On our side we saw a considerable recognition this summer when Delphine Houba – Echevine de la Culture – and the city of Brussels accepted our candidacy to occupy the Vaux Hall every Friday evening. There we presented our Dragshows and queer performances, talking about politics, gender and transidentity in front of almost 1000 people every night. It proves that the city of Brussels has made huge leaps forward. It was a great victory to be able to tell ourselves that those of us who would perform in our mini venues located in Rue Marché aux Charbons like street-artists, would end in in a beautiful setting right at the heart of the Parc Royale in Brussels. We realise that things are changing, that mentalities are changing. Still, where there are still big steps to be made, is within the old institutions and cultural administrations. Drag is still not recognised as an artistic activity. For example, drag queens are still not eligible for the artists’ status. I hope that the upcoming reform will be able to open our rights to access it because for the now if we still need to classify ourselves either as dancers or comedians since “Drag Queen” does not yet fit into any of their boxes.
Do you think there’s enough room for everyone locally in this culture?
I do think so. Especially in subcultures like ours, we should stick together rather than shoot each other in the leg and see each other as adversaries. With The Agenda I welcome all initiatives like Playback and Just The Tip to give them a space. I like being able to share our experience and professionalism – for example, explaining how to set up a contract for artists. I think it’s important because if you want to claim a certain cultural recognition you have to ditch the cash envelopes slipped at the end of the evening. Because that’s not how you prove that you have artistic activities. It is very important to put a legal frame to all of this. I think the more the better, the wider the queer offer, the better. We are clearly in a new wave where lots of new creatures and new projects are born. I would like to have the place to work with everyone but for that I would need a third venue. My dream is to acquire an old theatre but maybe I should calm down at some point.

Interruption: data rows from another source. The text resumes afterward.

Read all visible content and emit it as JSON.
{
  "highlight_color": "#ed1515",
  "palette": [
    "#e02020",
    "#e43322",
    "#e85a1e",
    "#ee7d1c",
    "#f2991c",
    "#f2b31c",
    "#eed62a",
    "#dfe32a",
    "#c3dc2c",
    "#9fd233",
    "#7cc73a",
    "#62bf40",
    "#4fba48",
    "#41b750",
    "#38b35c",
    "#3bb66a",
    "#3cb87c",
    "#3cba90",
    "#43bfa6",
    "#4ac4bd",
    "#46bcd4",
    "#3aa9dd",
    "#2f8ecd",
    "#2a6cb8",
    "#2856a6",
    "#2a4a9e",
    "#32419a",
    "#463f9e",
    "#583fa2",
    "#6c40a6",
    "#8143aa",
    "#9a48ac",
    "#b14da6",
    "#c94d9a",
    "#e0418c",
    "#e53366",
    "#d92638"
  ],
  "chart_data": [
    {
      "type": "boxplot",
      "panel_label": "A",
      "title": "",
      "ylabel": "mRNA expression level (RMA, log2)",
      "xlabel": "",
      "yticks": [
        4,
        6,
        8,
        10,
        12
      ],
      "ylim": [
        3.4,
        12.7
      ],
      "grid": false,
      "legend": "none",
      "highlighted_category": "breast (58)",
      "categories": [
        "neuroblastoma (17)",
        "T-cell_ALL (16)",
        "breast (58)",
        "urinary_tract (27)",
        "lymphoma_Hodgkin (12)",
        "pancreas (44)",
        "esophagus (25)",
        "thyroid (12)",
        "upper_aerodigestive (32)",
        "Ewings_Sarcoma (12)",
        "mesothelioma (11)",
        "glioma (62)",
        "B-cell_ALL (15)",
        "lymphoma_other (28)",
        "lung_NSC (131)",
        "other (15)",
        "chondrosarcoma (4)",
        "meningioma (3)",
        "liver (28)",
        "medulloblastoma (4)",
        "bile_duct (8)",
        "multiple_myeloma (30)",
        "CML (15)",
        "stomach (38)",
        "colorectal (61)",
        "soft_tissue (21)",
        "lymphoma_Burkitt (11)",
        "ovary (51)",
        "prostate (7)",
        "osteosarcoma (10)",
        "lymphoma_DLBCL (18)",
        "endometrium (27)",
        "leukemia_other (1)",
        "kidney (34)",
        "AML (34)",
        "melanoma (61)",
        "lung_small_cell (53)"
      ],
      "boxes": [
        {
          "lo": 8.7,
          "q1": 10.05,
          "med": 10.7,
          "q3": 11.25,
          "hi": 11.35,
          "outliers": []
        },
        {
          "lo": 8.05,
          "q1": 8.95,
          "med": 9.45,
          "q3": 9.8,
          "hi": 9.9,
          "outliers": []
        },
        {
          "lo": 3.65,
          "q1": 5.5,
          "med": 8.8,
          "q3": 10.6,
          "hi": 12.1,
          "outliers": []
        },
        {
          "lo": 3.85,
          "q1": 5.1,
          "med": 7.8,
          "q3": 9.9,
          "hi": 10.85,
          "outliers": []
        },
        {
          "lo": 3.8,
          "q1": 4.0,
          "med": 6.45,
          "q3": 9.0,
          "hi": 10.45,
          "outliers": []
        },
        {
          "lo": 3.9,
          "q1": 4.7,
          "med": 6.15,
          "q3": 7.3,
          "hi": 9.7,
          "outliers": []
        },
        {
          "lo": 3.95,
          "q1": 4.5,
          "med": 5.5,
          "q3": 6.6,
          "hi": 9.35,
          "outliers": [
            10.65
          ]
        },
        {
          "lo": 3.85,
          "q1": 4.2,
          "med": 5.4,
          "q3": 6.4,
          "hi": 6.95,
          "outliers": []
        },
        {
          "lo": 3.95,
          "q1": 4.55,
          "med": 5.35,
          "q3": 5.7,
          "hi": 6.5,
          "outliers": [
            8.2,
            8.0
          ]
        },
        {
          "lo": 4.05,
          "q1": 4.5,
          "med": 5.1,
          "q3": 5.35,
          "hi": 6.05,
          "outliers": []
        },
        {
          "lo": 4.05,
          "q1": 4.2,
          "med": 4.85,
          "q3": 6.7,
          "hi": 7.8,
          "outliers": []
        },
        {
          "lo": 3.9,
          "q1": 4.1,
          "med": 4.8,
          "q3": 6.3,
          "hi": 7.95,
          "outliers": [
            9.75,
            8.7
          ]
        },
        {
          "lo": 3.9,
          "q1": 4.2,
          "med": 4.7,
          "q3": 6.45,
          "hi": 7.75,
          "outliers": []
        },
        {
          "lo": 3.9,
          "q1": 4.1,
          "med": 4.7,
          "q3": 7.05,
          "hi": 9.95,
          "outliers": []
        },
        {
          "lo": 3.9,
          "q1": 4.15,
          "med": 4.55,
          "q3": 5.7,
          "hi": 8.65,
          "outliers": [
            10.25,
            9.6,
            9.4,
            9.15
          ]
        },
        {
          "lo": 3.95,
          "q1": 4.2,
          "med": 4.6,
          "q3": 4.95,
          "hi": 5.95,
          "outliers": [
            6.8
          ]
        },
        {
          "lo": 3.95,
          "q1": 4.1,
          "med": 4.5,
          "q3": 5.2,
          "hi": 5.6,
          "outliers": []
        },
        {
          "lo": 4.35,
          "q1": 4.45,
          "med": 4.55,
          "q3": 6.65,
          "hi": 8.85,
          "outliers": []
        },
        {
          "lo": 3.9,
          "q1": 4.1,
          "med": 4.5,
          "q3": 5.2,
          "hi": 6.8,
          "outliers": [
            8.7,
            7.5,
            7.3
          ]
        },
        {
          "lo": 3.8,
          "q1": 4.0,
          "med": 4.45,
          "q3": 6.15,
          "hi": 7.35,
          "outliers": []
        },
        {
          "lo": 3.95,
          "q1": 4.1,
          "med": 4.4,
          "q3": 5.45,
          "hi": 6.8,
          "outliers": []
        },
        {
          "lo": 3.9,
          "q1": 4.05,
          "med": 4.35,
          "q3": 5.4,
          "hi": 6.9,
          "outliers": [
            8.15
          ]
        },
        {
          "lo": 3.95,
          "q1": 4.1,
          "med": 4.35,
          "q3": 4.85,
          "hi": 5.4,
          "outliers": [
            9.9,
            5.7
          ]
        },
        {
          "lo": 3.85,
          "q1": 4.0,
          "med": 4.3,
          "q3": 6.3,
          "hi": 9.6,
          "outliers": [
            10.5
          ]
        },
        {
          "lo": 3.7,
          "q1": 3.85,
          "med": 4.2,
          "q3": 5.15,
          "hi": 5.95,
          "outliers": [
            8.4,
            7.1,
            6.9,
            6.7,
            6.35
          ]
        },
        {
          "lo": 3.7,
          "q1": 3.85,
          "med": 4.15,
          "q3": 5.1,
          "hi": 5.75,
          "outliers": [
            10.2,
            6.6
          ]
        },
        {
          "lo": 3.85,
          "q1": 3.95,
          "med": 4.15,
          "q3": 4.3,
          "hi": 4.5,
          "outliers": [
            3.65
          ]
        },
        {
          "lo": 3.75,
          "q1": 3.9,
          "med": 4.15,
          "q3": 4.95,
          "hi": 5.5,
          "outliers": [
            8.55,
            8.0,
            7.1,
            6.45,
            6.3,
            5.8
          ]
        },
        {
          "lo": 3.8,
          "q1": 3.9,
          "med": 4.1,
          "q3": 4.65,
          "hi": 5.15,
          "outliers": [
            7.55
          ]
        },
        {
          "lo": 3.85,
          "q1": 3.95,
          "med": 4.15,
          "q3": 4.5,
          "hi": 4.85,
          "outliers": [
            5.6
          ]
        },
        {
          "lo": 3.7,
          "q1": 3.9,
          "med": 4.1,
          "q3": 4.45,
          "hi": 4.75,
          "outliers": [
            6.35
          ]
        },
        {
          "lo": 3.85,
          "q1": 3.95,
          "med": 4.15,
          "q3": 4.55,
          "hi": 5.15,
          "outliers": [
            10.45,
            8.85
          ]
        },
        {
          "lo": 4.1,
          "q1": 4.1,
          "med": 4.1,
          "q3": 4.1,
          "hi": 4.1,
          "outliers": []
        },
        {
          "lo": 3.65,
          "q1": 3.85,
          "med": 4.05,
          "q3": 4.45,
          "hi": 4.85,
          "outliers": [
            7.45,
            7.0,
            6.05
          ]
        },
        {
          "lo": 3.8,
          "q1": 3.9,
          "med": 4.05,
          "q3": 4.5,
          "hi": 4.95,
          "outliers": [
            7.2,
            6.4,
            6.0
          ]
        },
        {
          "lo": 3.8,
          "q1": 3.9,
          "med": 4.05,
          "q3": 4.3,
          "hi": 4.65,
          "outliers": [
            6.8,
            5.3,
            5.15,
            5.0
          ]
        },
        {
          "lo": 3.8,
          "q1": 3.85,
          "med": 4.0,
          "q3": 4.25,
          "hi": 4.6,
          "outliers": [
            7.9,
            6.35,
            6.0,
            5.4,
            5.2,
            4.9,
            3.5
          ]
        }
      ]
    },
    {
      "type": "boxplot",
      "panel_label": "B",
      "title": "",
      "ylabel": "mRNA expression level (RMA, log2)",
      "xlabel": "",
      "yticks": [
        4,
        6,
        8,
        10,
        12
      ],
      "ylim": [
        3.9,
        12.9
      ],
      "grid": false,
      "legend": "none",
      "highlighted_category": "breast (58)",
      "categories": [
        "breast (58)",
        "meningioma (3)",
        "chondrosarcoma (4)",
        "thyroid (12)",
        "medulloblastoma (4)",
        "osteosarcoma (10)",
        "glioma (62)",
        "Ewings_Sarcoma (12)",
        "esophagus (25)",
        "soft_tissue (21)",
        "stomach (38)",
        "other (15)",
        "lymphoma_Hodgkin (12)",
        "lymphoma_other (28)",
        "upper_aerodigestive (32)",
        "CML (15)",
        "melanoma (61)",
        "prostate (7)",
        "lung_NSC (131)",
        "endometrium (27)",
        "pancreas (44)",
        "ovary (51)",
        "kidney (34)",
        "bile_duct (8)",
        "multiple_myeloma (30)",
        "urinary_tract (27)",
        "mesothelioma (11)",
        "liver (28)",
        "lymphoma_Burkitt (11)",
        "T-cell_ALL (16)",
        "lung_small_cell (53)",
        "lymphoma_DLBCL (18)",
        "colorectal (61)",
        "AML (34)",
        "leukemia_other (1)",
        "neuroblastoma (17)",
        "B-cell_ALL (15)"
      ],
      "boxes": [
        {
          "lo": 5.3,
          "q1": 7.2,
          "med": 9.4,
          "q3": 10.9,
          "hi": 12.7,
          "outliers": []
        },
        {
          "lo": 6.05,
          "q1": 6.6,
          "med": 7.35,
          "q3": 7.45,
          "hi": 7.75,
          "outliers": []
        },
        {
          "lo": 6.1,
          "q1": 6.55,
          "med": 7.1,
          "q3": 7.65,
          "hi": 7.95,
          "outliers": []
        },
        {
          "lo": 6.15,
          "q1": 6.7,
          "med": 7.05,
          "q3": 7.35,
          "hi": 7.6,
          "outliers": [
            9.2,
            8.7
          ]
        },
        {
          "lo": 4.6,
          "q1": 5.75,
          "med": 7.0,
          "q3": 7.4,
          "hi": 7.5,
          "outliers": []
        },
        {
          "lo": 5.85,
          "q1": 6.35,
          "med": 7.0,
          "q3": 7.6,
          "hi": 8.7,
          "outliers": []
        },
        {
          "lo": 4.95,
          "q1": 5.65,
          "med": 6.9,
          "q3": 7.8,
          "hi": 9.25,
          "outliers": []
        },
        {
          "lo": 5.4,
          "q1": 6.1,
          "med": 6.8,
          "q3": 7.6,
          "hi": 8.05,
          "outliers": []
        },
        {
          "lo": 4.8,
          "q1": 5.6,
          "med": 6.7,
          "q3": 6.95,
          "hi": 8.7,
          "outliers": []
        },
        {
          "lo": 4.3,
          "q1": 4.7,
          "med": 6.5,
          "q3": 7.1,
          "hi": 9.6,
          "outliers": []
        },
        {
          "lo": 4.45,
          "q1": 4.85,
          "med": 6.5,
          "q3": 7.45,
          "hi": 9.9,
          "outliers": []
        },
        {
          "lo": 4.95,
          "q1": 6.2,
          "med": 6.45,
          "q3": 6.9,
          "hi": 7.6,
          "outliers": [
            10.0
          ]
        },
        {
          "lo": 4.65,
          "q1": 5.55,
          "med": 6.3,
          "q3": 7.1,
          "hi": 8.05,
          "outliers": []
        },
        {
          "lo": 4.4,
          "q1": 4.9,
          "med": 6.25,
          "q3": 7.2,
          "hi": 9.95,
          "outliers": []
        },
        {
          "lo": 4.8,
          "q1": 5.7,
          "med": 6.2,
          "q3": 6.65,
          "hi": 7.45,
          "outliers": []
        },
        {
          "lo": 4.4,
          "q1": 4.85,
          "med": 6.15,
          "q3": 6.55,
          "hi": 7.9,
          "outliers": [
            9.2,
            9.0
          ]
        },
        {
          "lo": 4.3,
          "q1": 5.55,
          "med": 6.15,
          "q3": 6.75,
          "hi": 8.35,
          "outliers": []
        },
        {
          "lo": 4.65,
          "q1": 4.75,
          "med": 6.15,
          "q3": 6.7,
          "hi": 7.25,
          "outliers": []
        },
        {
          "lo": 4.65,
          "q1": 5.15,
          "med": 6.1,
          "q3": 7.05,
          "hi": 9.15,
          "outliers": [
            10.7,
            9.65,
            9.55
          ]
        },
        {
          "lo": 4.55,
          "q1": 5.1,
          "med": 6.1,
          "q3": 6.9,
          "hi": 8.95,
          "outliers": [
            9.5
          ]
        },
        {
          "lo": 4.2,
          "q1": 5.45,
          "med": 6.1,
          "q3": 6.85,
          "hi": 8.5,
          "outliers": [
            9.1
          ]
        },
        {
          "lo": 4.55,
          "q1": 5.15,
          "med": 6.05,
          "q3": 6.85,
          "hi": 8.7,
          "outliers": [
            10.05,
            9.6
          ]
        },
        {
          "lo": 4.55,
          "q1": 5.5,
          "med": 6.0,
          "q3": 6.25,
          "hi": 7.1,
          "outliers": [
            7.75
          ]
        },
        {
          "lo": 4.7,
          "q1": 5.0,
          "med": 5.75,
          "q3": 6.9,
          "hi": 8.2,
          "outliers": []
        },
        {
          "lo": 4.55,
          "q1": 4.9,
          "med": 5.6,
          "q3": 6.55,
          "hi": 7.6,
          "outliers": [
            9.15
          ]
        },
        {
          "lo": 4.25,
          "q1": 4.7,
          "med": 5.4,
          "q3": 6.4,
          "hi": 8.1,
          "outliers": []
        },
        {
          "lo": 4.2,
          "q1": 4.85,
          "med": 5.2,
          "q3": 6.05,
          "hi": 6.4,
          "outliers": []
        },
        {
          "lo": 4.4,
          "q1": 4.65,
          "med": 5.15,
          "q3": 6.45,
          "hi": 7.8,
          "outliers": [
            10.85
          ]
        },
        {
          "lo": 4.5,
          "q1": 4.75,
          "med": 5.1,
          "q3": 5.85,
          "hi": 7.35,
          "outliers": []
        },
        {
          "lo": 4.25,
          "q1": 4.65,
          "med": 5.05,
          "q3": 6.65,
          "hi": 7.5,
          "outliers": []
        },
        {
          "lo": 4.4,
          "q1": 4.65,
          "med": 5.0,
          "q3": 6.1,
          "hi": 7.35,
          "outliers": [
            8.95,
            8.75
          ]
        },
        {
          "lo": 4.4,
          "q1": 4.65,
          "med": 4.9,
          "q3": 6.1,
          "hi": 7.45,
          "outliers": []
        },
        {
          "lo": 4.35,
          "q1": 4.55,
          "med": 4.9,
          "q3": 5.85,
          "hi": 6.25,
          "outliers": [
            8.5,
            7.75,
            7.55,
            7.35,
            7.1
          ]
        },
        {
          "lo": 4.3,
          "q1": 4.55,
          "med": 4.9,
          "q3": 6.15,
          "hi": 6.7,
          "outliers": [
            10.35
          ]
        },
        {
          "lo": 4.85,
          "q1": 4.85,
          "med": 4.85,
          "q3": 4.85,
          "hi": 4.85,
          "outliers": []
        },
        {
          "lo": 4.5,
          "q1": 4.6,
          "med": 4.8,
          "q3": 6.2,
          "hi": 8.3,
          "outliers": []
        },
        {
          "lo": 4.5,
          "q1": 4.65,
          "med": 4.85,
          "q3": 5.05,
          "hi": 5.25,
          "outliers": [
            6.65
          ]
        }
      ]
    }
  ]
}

I am so passionate and driven by what I do. When I look back on what I’ve accomplished, I’m incredibly grateful to be able to live from my passion. Even if sometimes it’s difficult, I still have two establishments that work and a whole troop that follows me in all my crazy endeavours filled with a festive and good-natured atmosphere. Instead of going out in the streets to throw cobblestones, we get on stage and throw glitter. The amount of feedback we receive from people who never questioned themselves about gender, non-binary identities, feminism or patriarchy and who, after a show at the cabaret, tell us that we made them change their viewpoint – that’s a victory every time and it’s magical.